In a medium mixing bowl, combine sourdough discard, half and half, 1 egg, orange juice, orange zest, vanilla extract, and brown sugar.
In a separate large mixing bowl, whisk together the flour, baking powder, and salt.
Roughly chop the cranberries using a sharp knife or food processor. Add to the flour mixture and gently stir to distribute evenly throughout.
Grate the frozen butter using a cheese grater over the flour mixture. Gently fold in the butter until it is evenly distributed.
Pour the wet ingredients into the dry ingredients and mix using a wooden spoon or rubber spatula until the flour is mostly incorporated. The dough will be wet and sticky.
Using damp hands, fold the dough over itself 10 times.
Dump the dough out onto a lightly floured surface and knead about 10-12 times. Shape into a thick circle about 8 inches in diameter .
Using a sharp knife or pastry scraper, cut the dough into 8 even pieces. Dip the knife or scraper into flour for each cut to avoid sticking.
Place the scones on a sheet pan or plate and place in the freezer for 40 minutes.
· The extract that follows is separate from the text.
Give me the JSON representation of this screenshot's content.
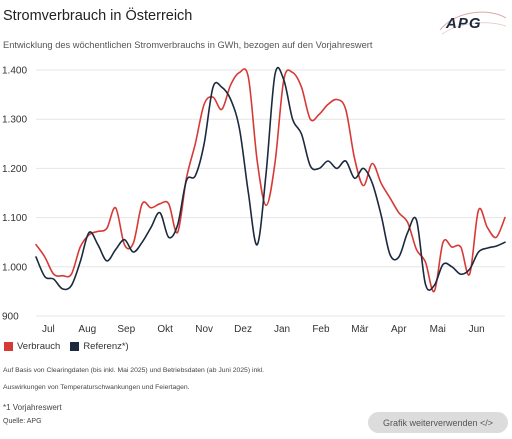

While the scones are in the freezer, preheat the oven to 425 degrees fahrenheit and line a baking sheet with parchment paper.
Using the one remaining egg, make an egg wash. In a small bowl beat the egg and add 1 tablespoon of room temperature water.
Once the scones are done in the freezer, lightly brush a thin layer of egg wash on each scone. You do not want the egg wash to drip down the sides.
Place the scones onto the baking sheet evenly spaced and bake for 5 minutes at 425 degrees. After 5 minutes reduce the oven temperature to 375 and continue to bake for 22-25 minutes or until the tops are a golden brown.
Once the scones are done baking, transfer them to a cooling rack and prepare the glaze. In a small bowl mix together the powdered sugar, heavy whipping cream, and vanilla extract. If the glaze is too thick you can add more heavy cream. If the glaze is too thin, add more powdered sugar a teaspoon at a time.
Notes
Storage Instructions: Store baked scones on the counter at room temperature for up to 3 days.Freezing Instructions: You can freeze pre-baked or baked scones in a freezer-safe airtight container for up to 3 months. To bake the frozen unbaked scones, follow baking instructions above, adding a few extra minutes to the baking time. To warm already baked scones, bake in a 350 degree oven for 25-30 minutes.To long ferment these sourdough scones, you can simply mix up the dough up to step 6, and then put it in an airtight container and store in the fridge for a day or two. After the dough has fermented, you can then proceed with the rest of the recipe instructions. Or, you can mix up and shape the scones and then store the shaped scones in the refrigerator overnight and bake the following day.Make Ahead Instructions: To make ahead, you can follow the recipe up to step 9, where you cut the scones and put them in the freezer. Put them in an airtight container and freeze them for up to 1 month. When you're ready to bake, remove them from the freezer and bake from frozen, adding a few extra minutes to the baking time.